Not everyone, of course, and probably not enough (in the Senate, at least) to form a veto-proof majority, but enough to give the left an irresistible talking point about “bipartisan consensus” and leverage to force the next major spending-bill compromise to be forged on its own terms. McCain likes to say that the road to victory’s going to be long and hard and tough, but that’s only two-thirds right: it’s not going to be long, for the simple reason that not everyone, including and especially the party leadership, is willing to stake their political future on our fortunes in Iraq the way McCain has. Petraeus has about 20 weeks to turn it around, otherwise a whole bunch of people — led by Norm Coleman, Susan Collins, John Sununu and various other blue-state conservatives — are going to head for the lifeboats to put as much distance between them and the war as they can before next year’s election.
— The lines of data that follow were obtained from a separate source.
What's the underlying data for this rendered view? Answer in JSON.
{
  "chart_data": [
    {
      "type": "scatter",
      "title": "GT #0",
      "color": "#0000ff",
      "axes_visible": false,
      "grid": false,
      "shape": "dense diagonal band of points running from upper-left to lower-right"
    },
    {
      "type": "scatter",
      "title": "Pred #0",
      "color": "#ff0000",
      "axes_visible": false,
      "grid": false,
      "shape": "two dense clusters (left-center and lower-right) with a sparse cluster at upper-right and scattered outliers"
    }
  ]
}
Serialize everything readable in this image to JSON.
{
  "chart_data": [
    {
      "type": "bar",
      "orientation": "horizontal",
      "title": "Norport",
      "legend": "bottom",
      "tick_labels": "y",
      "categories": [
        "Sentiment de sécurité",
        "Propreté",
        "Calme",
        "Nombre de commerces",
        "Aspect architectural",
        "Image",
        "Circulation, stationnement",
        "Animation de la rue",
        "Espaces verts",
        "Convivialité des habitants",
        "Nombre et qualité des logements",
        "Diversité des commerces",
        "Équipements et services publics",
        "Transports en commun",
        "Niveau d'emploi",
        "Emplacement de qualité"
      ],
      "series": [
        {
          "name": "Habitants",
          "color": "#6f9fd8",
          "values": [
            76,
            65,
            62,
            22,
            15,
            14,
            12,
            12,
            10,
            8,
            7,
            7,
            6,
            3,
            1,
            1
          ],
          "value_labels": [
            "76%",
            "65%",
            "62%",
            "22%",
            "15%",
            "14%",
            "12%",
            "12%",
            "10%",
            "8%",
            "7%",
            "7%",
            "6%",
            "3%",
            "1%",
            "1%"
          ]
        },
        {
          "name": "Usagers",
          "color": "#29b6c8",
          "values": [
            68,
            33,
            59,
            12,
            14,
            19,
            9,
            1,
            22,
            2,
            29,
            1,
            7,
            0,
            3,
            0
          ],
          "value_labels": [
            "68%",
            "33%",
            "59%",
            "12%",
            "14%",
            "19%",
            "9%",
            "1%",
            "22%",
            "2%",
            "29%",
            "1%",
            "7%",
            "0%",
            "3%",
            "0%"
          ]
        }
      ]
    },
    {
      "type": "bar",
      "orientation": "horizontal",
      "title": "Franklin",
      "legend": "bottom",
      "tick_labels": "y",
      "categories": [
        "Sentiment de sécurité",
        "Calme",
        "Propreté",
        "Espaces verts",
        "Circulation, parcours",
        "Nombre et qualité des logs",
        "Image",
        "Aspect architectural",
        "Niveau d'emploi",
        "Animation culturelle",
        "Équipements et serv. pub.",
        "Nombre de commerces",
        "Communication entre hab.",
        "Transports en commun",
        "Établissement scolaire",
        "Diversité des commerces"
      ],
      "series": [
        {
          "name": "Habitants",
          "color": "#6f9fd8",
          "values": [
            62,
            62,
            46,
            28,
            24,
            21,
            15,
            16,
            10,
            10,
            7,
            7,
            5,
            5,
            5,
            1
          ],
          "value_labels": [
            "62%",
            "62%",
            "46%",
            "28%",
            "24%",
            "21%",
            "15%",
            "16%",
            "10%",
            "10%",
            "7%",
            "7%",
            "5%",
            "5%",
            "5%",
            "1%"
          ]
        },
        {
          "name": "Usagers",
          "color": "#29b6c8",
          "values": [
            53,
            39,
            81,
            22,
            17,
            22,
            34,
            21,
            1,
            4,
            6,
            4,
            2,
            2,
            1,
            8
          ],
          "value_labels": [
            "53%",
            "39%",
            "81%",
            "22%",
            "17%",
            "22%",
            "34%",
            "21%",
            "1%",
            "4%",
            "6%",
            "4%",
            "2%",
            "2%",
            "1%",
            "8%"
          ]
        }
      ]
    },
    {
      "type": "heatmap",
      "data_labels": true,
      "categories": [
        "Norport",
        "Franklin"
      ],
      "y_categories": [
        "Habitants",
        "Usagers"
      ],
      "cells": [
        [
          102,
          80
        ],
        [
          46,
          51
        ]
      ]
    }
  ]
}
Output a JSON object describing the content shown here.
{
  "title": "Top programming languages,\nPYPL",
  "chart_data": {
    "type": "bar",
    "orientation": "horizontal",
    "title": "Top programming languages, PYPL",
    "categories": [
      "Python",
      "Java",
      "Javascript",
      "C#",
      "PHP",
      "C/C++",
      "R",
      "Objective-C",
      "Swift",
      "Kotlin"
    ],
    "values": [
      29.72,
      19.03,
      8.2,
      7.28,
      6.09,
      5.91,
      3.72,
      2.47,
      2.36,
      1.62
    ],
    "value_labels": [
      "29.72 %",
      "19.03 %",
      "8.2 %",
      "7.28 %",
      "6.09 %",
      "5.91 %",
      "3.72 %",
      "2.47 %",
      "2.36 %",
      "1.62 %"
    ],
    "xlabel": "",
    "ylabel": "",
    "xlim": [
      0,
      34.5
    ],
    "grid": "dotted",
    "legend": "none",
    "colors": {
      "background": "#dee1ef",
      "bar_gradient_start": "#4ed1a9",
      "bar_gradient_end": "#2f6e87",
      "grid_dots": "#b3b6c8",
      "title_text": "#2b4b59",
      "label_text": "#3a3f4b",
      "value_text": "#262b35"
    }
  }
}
Congressional leaders from both political parties are giving President Bush a matter of months to prove that the Iraq war effort has turned a corner, with September looking increasingly like a decisive deadline.

In that month, political pressures in Washington will dovetail with the military timeline in Baghdad. Gen. David H. Petraeus, the commanding general in Iraq, has said that by then he will have a handle on whether the current troop increase is having any impact on political reconciliation between Iraq’s warring factions. And fiscal 2008, which begins Oct. 1, will almost certainly begin with Congress placing tough new strings on war funding…

The new House proposal would immediately provide about $43 billion of the $95.5 billion the administration says it needs to keep the war going through Sept. 30… The remaining $52.5 billion in the bill would be contingent on a second vote in late July…

“There is a sense that by September, you’ve got to see real action on the part of Iraqis,” said Sen. Norm Coleman (R-Minn.). “I think everybody knows that, I really do.”

“I think a lot of us feel that way,” agreed Sen. Susan Collins (R-Maine).

I don’t see the point of July two-step, unless it’s a token gesture of resistance to please the nutroots and the anti-war stalwarts. If they show good faith and give Bush the money he needs through September, they have a stronger case to make to wavering Republicans in October that they gave him every opportunity to make the surge work and he blew it. If they make a stink in July, though, it’ll alienate and further entrench the right’s moulting hawks. Centrist Dem Ben Nelson’s already talking about extending the funding straightaway through September 30, probably for that very reason.

Poor Petraeus. What a task.

Update: Electoral realities do make the bickering over a timetable for withdrawal somewhat absurd. If AQ’s paying close enough attention to Harry Reid’s declarations of defeat to cite them in their communiques, they’re paying close enough attention to know that things are coming to a head here in the fall. So never mind withdrawal: if they want to capitalize, it’s not troop movements but political maneuvering that they’ll time their attacks to exploit. Expect a go-for-broke uptick in attacks in August, in other words.